所有形容詞とは、名詞の前や後につけて「私の~」や「君の~」など所有を示すものです。スペイン語の所有形容詞には、前置形と後置形があり、単数形と複数形、男性形と女性形に分かれます。

前置形(名詞の前に置く)
単数「mi, tu, su, nuestro/a, vuestro/a」
複数「mis, tus, sus, nuestros/as, vuestros/as」

後置形(名詞の後に置く)
単数「mío/a, tuyo/a, suyo/a
複数「míos/as, tuyos/as, suyos/as

中性定冠詞「lo」と所有形容詞の後置形を組み合わせることで、「私のもの」「君のもの」などの所有を示す名詞に変えることができます。

例:
・Te doy todo lo mío.(私のもの全てあげるよ)
・Este reloj es caro, pero lo tuyo es más caro.(この時計は高い、でも君のものはもっと高い)
・¡Déjalo tranquilo! Él hace lo suyo.(ほっといてやれ!彼は彼のことをするんだ)
・¿Te olvidaste los utensilios para escribir? Puedes usar uno de lo míos.(筆記用具忘れたの?私のものひとつ使っていいよ)
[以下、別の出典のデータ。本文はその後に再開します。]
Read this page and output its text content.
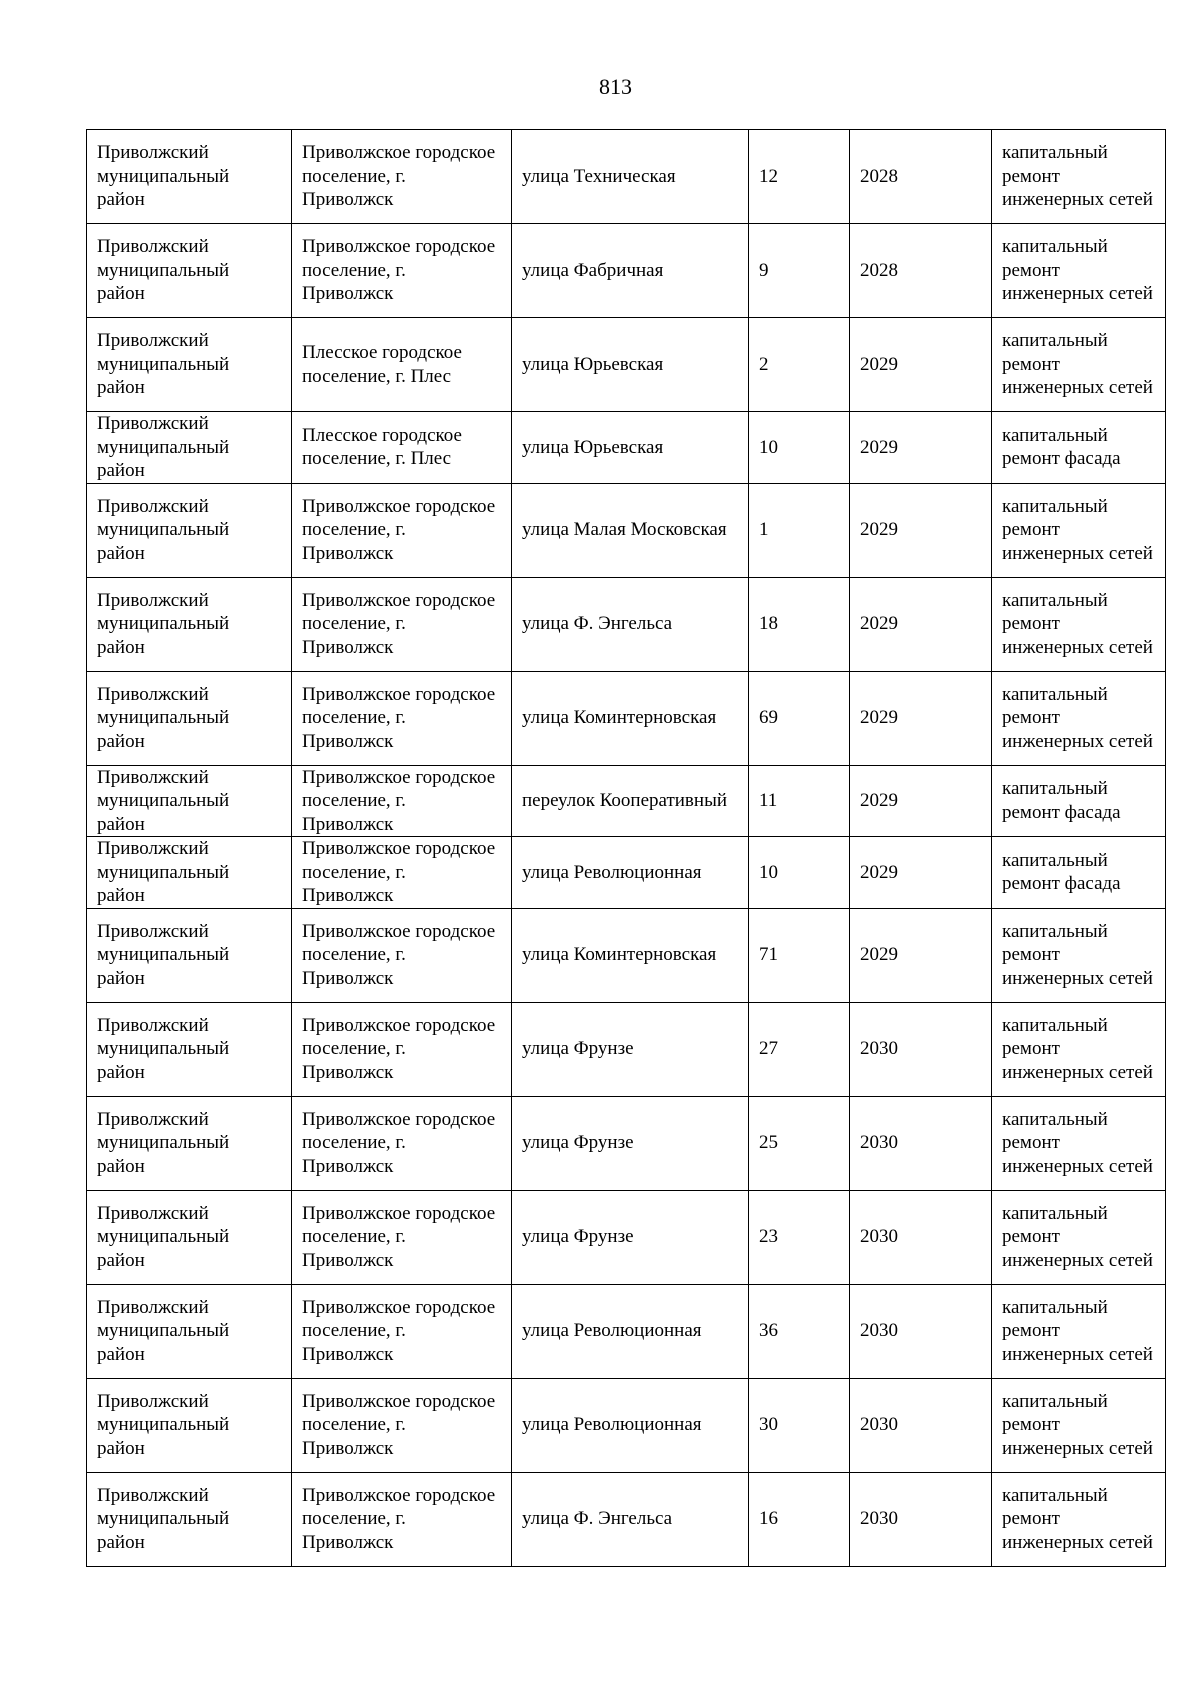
813
Приволжский муниципальный район	Приволжское городское поселение, г. Приволжск	улица Техническая	12	2028	капитальный ремонт инженерных сетей
Приволжский муниципальный район	Приволжское городское поселение, г. Приволжск	улица Фабричная	9	2028	капитальный ремонт инженерных сетей
Приволжский муниципальный район	Плесское городское поселение, г. Плес	улица Юрьевская	2	2029	капитальный ремонт инженерных сетей
Приволжский муниципальный район	Плесское городское поселение, г. Плес	улица Юрьевская	10	2029	капитальный ремонт фасада
Приволжский муниципальный район	Приволжское городское поселение, г. Приволжск	улица Малая Московская	1	2029	капитальный ремонт инженерных сетей
Приволжский муниципальный район	Приволжское городское поселение, г. Приволжск	улица Ф. Энгельса	18	2029	капитальный ремонт инженерных сетей
Приволжский муниципальный район	Приволжское городское поселение, г. Приволжск	улица Коминтерновская	69	2029	капитальный ремонт инженерных сетей
Приволжский муниципальный район	Приволжское городское поселение, г. Приволжск	переулок Кооперативный	11	2029	капитальный ремонт фасада
Приволжский муниципальный район	Приволжское городское поселение, г. Приволжск	улица Революционная	10	2029	капитальный ремонт фасада
Приволжский муниципальный район	Приволжское городское поселение, г. Приволжск	улица Коминтерновская	71	2029	капитальный ремонт инженерных сетей
Приволжский муниципальный район	Приволжское городское поселение, г. Приволжск	улица Фрунзе	27	2030	капитальный ремонт инженерных сетей
Приволжский муниципальный район	Приволжское городское поселение, г. Приволжск	улица Фрунзе	25	2030	капитальный ремонт инженерных сетей
Приволжский муниципальный район	Приволжское городское поселение, г. Приволжск	улица Фрунзе	23	2030	капитальный ремонт инженерных сетей
Приволжский муниципальный район	Приволжское городское поселение, г. Приволжск	улица Революционная	36	2030	капитальный ремонт инженерных сетей
Приволжский муниципальный район	Приволжское городское поселение, г. Приволжск	улица Революционная	30	2030	капитальный ремонт инженерных сетей
Приволжский муниципальный район	Приволжское городское поселение, г. Приволжск	улица Ф. Энгельса	16	2030	капитальный ремонт инженерных сетей
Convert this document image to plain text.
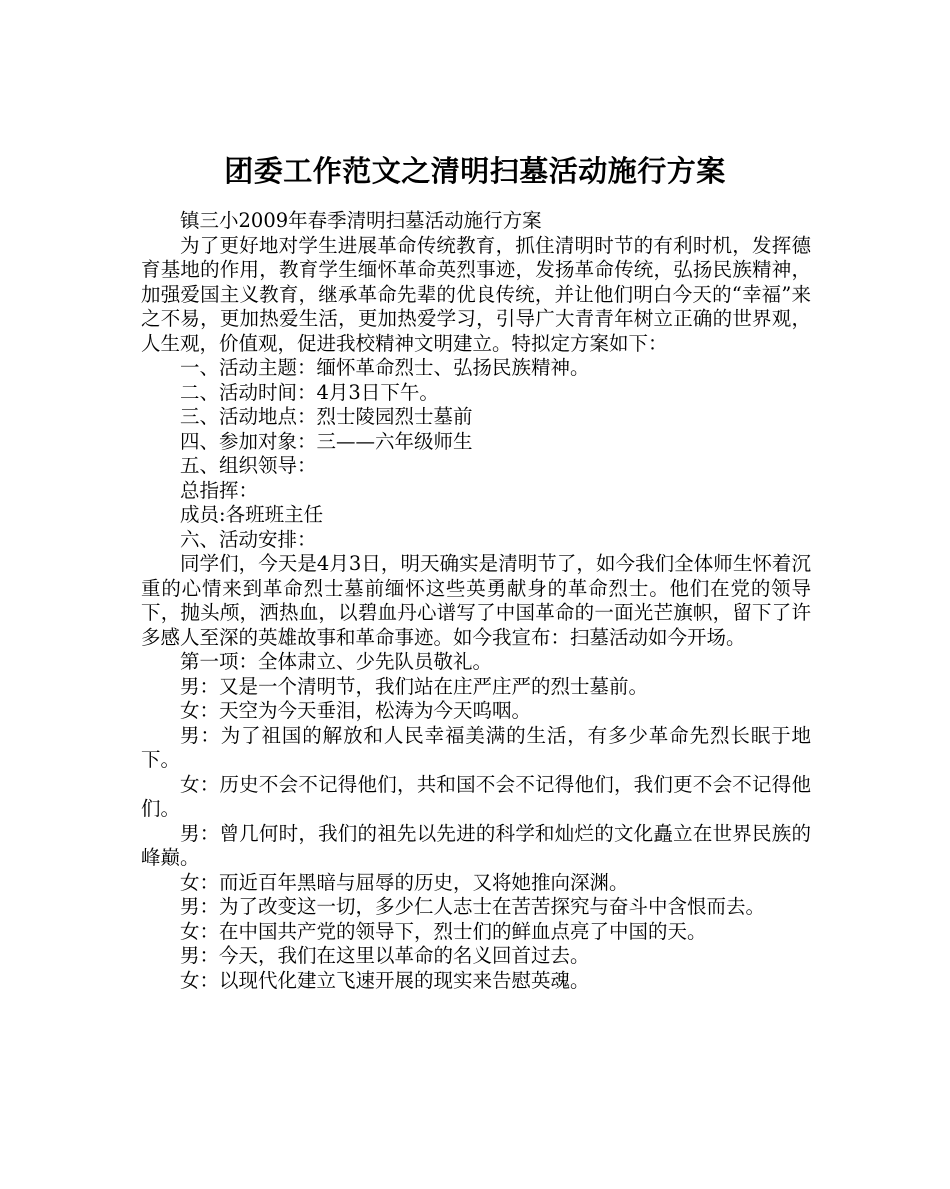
团委工作范文之清明扫墓活动施行方案

镇三小2009年春季清明扫墓活动施行方案

为了更好地对学生进展革命传统教育，抓住清明时节的有利时机，发挥德育基地的作用，教育学生缅怀革命英烈事迹，发扬革命传统，弘扬民族精神，加强爱国主义教育，继承革命先辈的优良传统，并让他们明白今天的“幸福”来之不易，更加热爱生活，更加热爱学习，引导广大青青年树立正确的世界观，人生观，价值观，促进我校精神文明建立。特拟定方案如下：

一、活动主题：缅怀革命烈士、弘扬民族精神。

二、活动时间：4月3日下午。

三、活动地点：烈士陵园烈士墓前

四、参加对象：三——六年级师生

五、组织领导：

总指挥：

成员:各班班主任

六、活动安排：

同学们，今天是4月3日，明天确实是清明节了，如今我们全体师生怀着沉重的心情来到革命烈士墓前缅怀这些英勇献身的革命烈士。他们在党的领导下，抛头颅，洒热血，以碧血丹心谱写了中国革命的一面光芒旗帜，留下了许多感人至深的英雄故事和革命事迹。如今我宣布：扫墓活动如今开场。

第一项：全体肃立、少先队员敬礼。

男：又是一个清明节，我们站在庄严庄严的烈士墓前。

女：天空为今天垂泪，松涛为今天呜咽。

男：为了祖国的解放和人民幸福美满的生活，有多少革命先烈长眠于地下。

女：历史不会不记得他们，共和国不会不记得他们，我们更不会不记得他们。

男：曾几何时，我们的祖先以先进的科学和灿烂的文化矗立在世界民族的峰巅。

女：而近百年黑暗与屈辱的历史，又将她推向深渊。

男：为了改变这一切，多少仁人志士在苦苦探究与奋斗中含恨而去。

女：在中国共产党的领导下，烈士们的鲜血点亮了中国的天。

男：今天，我们在这里以革命的名义回首过去。

女：以现代化建立飞速开展的现实来告慰英魂。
lo+queでその後にくる文を「~すること」「~したこと」と意味する

中性定冠詞「lo」と接続詞「que」を合わせて、後にくる文の部分を名詞にします。

例:
・¿ Escuchaste lo que pasó ayer en la reunión?(昨日会議で起こったこと聞いた?)
・No cumpliste lo que me prometiste.(私に約束したことを守らなかったね)
・Hicimos lo que pudimos, pero no logramos.(できることをしたけど、叶わなかった)
・Haz lo que a ti te parece correcto.(君が正しいと思ったことをすればいいよ)

まとめ

スペイン語の中性定冠詞はよく使われます。具体的にどういう使い方がされるのかわからないまま、使っている人も多いと思います。覚え方は簡単で、名詞以外に「lo」がついていたら、ほとんどが中性定冠詞です。しかし、スペイン語には代名詞の「lo」も存在するので混合しないように注意が必要です。